C’est peut-être ça finalement la notion de luxe, non ? Le fait que le temps est indéfinissable et que le luxe serait finalement de savoir.
Ah c’est une grande énigme oui ! On ne sait pas vraiment en parler, on ne sait pas vraiment ce que c’est, et on va encore chercher très longtemps. Tout comme les abysses d’ailleurs ! On connaît mieux les planètes aux alentours que les abysses de notre propre planète. C’est quand même marrant ça.
Quels sont les artistes qui t’inspirent aujourd’hui ? Qu’écoutes-tu en ce moment ?

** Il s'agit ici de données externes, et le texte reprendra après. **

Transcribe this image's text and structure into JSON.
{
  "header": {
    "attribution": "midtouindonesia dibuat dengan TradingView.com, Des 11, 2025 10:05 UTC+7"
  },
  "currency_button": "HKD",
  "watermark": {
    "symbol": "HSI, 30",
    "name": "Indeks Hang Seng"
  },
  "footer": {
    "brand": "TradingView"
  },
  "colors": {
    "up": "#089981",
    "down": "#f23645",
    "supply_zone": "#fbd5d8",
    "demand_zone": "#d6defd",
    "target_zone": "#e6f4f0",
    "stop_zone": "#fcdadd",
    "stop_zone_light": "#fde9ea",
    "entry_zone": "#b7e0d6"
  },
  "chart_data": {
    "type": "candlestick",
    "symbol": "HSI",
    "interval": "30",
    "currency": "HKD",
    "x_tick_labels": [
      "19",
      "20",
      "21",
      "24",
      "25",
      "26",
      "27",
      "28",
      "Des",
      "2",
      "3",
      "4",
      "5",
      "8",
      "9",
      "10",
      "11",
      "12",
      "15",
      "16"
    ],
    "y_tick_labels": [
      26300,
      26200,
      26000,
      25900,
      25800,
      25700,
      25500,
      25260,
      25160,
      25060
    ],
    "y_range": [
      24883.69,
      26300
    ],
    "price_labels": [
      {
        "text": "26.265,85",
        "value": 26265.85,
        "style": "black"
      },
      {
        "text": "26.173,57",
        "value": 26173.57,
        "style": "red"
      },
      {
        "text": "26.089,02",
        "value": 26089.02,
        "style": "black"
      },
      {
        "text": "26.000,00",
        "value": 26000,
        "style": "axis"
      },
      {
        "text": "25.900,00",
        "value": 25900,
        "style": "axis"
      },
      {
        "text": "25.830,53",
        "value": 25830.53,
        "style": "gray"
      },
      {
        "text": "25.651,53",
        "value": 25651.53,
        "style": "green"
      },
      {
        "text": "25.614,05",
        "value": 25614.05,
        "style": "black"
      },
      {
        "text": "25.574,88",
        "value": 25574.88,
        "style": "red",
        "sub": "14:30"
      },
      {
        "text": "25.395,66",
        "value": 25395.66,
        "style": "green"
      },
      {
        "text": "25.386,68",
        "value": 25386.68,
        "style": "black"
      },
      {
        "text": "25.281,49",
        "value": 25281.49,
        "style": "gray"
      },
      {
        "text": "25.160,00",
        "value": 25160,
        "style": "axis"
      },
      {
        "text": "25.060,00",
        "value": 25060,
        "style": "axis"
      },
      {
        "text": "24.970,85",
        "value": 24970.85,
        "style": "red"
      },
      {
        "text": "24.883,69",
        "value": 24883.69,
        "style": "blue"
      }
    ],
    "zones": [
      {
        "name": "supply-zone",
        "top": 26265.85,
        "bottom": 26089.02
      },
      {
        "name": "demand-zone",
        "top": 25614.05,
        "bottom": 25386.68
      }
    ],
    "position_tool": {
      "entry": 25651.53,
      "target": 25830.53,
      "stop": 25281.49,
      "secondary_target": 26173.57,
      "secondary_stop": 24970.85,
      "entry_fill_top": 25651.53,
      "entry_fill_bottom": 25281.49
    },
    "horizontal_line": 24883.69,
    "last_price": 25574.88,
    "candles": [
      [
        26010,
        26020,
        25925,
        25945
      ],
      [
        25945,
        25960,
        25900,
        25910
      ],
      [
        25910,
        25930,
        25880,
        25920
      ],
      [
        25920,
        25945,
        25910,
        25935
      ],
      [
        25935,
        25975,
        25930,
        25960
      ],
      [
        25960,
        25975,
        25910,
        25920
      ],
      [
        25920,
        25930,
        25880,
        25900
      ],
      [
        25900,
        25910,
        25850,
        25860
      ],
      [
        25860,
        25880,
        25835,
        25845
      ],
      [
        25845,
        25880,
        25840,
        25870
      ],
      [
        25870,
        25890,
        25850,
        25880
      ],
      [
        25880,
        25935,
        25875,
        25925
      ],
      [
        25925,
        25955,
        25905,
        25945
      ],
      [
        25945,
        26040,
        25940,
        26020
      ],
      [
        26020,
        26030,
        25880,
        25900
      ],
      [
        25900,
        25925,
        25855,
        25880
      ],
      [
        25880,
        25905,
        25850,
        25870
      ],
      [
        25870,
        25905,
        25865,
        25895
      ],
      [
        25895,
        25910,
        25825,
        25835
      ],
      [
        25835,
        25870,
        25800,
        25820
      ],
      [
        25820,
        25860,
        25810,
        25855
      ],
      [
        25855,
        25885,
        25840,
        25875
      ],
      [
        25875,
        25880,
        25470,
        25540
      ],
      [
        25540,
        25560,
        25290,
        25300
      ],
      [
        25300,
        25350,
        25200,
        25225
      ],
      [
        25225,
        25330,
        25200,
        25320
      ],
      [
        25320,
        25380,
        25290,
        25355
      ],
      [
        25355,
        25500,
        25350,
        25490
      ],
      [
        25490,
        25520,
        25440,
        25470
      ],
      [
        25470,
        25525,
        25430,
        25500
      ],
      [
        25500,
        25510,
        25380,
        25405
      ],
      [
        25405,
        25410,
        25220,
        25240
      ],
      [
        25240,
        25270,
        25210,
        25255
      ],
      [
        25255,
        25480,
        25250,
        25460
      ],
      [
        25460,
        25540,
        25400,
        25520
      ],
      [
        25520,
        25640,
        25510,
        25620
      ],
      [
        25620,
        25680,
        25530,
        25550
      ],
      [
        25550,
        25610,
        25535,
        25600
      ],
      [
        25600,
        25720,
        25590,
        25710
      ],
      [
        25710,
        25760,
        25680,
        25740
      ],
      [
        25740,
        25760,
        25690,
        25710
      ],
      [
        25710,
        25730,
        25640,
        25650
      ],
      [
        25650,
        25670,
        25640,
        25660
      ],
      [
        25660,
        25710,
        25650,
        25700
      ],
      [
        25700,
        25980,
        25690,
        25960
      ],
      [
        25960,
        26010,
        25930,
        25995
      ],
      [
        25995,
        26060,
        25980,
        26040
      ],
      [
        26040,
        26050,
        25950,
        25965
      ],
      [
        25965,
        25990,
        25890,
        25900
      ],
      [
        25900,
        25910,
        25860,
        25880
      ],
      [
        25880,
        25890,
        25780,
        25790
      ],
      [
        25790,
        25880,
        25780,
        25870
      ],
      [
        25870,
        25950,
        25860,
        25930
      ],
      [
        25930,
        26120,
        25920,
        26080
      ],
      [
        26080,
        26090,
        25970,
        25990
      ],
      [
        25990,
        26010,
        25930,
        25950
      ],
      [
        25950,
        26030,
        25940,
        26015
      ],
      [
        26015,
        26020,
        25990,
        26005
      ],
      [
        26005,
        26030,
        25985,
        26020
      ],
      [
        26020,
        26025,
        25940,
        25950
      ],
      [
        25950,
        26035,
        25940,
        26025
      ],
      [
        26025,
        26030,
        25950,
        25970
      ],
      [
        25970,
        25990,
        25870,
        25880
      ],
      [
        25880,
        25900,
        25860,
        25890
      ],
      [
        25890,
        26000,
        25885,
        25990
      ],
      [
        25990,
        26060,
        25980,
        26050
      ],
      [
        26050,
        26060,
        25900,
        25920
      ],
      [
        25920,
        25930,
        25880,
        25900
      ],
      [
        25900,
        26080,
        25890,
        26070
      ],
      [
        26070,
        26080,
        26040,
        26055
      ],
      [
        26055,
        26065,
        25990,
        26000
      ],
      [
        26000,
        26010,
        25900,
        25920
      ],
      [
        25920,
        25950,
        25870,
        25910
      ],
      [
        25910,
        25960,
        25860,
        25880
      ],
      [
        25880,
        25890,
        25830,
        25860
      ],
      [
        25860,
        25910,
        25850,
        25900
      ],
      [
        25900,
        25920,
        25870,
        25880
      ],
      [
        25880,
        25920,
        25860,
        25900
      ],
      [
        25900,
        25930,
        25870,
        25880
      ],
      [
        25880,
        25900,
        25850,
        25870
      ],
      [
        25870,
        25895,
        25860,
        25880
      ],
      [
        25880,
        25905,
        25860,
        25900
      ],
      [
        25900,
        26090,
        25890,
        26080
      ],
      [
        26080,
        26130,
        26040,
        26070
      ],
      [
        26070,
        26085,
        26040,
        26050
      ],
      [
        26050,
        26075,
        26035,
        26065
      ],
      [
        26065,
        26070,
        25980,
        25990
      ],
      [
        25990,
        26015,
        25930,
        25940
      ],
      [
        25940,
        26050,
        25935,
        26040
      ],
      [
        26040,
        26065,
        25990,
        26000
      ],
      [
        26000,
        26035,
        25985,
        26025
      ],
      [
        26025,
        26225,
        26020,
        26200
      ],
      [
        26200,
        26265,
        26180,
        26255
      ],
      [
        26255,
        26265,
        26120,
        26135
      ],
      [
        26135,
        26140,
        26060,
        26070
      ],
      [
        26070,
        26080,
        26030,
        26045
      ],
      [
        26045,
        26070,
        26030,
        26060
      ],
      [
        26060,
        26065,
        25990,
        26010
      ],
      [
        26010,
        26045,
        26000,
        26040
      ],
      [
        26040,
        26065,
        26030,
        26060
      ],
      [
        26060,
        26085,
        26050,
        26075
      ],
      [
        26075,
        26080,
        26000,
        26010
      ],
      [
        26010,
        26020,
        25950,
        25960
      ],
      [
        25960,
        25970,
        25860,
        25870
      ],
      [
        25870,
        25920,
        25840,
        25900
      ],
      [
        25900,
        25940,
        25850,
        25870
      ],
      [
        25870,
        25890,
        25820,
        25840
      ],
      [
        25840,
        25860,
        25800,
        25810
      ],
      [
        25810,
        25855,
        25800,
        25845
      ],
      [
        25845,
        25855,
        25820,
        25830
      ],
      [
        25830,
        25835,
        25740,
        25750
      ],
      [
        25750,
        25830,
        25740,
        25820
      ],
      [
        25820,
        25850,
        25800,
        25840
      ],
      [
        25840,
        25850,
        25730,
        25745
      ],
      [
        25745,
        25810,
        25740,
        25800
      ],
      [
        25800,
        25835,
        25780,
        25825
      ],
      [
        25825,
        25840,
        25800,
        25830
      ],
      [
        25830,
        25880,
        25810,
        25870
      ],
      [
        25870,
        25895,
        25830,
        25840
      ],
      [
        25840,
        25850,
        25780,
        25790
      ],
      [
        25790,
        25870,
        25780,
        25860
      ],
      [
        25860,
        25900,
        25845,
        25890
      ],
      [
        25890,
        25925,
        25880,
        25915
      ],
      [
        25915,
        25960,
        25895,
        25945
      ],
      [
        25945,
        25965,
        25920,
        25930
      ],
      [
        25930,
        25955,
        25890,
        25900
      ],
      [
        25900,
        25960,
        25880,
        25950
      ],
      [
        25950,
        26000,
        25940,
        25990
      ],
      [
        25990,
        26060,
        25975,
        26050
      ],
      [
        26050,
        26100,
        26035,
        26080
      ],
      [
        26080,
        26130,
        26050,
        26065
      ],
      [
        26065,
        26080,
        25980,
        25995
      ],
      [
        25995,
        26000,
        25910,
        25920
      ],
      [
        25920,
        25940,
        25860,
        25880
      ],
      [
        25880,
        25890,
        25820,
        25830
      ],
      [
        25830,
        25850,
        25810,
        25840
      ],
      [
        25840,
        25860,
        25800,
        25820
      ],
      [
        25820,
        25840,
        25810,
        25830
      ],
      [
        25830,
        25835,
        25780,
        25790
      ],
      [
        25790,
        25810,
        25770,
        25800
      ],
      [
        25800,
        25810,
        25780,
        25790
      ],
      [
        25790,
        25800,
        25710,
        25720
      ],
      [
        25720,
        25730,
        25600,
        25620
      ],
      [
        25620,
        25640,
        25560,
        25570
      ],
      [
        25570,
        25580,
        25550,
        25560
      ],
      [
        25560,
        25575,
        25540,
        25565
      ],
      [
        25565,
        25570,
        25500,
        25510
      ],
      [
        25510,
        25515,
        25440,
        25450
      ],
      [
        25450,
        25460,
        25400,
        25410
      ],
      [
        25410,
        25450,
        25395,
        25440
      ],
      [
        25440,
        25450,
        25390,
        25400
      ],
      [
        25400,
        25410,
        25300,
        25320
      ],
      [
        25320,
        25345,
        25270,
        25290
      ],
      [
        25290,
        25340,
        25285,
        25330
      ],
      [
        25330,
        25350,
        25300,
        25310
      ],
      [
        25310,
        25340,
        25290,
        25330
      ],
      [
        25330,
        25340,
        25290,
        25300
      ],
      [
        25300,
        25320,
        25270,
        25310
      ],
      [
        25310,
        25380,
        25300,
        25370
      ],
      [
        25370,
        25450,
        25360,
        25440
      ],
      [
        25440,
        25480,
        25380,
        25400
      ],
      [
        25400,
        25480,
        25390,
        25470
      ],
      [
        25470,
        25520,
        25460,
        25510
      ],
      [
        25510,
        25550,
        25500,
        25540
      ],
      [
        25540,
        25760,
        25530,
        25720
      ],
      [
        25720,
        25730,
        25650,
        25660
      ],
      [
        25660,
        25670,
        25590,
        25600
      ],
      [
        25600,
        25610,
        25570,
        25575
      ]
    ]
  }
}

Là, je viens de prendre une très grosse claque sur le dernier Connan Mockasin, Jassbusters. C’est un super bel album, assez protéiforme en fait car c’est un disque dont la musique s’intègre dans un sitcom qu’il a réalisé, et dont Jassbusters est le personnage qu’il incarne et qui est un prof disons assez vicieux. Mais Jassbusters, c’était aussi son groupe quand il était jeune, du coup chaque morceau est une des chansons du groupe fantasmé. Ça j’aime beaucoup comme projet car le mec se marre, il se fait plaisir, c’est créatif, et les morceaux sont hyper simples mais tellement beaux… Et sinon, à part ça, je me suis mis aussi en playlist pas mal de musiques du monde, du Mali, etc. De manière générale, j’essaye de me tenir un peu au courant de se qui se fait. Il y a des trucs supers mais, en réalité, je suis beaucoup plus curieux de la musique qui s’est faite il y a très longtemps.
Et à part la musique ? Tu as d’autres sources d’inspirations ?

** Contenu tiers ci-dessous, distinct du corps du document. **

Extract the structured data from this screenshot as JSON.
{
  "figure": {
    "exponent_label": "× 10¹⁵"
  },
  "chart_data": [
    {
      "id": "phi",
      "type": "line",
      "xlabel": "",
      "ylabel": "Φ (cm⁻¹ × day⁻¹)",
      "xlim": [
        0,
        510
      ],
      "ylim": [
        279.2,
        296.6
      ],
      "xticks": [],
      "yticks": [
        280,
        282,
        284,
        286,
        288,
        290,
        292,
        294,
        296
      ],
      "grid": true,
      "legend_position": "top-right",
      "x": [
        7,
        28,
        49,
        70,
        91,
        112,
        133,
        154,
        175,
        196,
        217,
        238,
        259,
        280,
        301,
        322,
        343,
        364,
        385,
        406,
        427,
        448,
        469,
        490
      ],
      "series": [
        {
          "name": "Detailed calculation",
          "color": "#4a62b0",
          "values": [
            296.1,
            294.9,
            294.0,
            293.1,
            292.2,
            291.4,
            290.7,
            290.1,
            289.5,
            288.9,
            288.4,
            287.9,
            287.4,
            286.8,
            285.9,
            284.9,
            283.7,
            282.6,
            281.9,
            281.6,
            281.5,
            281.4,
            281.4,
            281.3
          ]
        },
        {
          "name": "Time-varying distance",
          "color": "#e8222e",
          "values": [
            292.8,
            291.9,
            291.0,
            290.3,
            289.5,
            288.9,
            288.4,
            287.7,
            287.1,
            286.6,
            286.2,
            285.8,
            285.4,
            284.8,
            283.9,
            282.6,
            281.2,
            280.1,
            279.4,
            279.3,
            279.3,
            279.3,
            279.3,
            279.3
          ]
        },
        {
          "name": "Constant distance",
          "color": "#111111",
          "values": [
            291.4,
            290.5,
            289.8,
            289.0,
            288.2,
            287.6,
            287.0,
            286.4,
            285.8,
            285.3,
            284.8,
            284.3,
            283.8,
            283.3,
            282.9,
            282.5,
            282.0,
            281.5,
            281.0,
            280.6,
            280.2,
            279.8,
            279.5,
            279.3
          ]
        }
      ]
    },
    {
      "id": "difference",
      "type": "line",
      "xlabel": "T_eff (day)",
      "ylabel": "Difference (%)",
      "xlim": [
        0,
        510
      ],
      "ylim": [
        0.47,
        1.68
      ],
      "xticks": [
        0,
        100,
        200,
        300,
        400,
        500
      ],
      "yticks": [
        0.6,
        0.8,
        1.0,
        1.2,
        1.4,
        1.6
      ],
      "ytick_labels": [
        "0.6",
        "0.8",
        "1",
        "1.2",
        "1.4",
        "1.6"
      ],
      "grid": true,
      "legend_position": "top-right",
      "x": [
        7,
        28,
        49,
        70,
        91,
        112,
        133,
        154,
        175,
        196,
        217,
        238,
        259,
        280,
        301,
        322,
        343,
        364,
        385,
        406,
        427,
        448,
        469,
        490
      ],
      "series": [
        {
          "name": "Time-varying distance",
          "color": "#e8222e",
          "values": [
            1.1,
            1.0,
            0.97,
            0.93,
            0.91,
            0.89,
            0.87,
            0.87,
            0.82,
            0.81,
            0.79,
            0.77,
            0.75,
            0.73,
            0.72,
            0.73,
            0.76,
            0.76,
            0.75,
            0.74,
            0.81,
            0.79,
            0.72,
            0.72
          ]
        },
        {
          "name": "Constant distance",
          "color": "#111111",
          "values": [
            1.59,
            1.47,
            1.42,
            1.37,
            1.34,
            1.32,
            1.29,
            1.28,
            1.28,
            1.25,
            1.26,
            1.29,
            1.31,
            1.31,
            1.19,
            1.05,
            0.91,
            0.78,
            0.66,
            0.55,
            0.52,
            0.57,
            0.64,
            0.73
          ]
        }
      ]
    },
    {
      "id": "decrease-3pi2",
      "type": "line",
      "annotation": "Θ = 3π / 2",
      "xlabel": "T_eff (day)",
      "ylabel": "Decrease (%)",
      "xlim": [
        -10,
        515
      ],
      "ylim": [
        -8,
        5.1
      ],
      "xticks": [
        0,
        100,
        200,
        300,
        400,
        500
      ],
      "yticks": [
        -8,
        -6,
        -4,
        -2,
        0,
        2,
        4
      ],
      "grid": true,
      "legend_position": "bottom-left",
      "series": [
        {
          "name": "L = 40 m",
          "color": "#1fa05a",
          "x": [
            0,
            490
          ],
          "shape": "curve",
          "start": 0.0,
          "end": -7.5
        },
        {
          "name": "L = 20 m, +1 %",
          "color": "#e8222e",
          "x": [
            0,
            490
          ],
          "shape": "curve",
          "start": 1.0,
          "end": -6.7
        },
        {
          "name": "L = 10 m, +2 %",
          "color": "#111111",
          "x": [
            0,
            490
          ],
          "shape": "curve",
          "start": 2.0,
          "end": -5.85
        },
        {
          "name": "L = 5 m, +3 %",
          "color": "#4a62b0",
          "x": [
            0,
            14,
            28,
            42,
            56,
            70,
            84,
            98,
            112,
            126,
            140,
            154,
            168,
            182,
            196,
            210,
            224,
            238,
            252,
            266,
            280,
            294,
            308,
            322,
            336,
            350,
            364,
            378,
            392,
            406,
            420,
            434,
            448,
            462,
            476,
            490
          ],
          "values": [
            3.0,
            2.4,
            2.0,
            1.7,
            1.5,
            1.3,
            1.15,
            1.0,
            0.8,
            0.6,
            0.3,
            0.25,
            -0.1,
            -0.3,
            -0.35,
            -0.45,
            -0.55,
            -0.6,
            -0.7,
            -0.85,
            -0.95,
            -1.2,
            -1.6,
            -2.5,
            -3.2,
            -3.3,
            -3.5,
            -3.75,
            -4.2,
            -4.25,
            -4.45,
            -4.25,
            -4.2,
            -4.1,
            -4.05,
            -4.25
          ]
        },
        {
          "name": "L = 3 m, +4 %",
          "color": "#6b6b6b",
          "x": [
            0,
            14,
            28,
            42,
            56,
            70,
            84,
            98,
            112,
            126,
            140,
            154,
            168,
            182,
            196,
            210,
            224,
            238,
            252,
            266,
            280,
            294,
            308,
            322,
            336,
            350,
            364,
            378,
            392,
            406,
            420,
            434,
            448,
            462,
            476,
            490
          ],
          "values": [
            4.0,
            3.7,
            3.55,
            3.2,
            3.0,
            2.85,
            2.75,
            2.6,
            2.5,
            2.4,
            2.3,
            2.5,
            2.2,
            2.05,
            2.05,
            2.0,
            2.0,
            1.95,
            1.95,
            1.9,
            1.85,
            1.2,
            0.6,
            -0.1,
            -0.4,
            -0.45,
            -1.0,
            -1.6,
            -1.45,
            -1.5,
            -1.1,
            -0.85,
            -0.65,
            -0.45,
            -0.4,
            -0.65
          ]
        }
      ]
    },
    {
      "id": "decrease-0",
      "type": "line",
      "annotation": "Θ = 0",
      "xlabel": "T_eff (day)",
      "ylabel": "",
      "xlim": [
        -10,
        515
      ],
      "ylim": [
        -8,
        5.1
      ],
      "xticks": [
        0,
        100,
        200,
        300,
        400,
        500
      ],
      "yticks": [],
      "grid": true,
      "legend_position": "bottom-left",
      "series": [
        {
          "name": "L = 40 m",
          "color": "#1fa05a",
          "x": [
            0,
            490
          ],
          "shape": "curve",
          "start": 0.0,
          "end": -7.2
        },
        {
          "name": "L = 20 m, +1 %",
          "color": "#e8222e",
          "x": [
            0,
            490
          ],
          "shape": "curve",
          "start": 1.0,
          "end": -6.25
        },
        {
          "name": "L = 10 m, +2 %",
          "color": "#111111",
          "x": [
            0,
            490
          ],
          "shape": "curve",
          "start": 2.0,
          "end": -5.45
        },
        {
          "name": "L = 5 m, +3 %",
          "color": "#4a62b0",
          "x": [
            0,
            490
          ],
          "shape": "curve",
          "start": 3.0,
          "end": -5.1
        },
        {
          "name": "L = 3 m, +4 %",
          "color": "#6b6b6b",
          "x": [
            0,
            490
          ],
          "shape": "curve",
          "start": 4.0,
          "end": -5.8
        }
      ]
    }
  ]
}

Grave ! Je n’ai pas trop le temps en ce moment d’aller voir des expos mais j’aimerais beaucoup… Mais sinon, récemment, j’ai regardé une vidéo sur le meilleur artisan boulanger de France. Je ne sais plus son nom mais, sur la vidéo, c’est juste lui qui explique comment il fait son pain. Il en fait juste pour des particuliers, pas pour d’autres boulangeries. Et le mec, il est trop trop bon en fait ! Il t’explique comment il fait ça, comment il distille son eau parce que l’eau du robinet ce n’est pas possible, et que les eaux minérales sont souvent trop minérales. Il commence tout à la base et c’est vraiment trop stylé, t’as l’impression de voir un truc qui a toujours existé.
C’est moi ou on en revient à la matière ?
Ouais, à fond (rires) ! La matière, mais aussi la culture des hommes et comment ils traversent les âges en donnant du sens aux choses. A un moment dans la vidéo, c’est trop beau car il explique que pour connaître la bonne température de son four, il l’entend, tout simplement. Parce qu’il dit qu’à ce moment là, on entend les braises chanter. Donc ça n’est pas qu’une simple métaphore ! C’est vrai qu’elles se mettent à chanter car le bruit de la résonance dans le four, sous la voûte, devient harmonieux. Et finalement, il disait que la chaleur, ce sont des ondes, c’est comme tout. Donc à un moment donné, si le tout semble en harmonie, c’est que c’est le bon moment. Et ça, il l’entend via les crépitements et les résonances qui sont harmonieuses. Là, tu te dis ‘bordel, en fait la chaleur c’est comme les notes de musique, si c’est harmonieux c’est que c’est bon‘… C’est complètement ouf.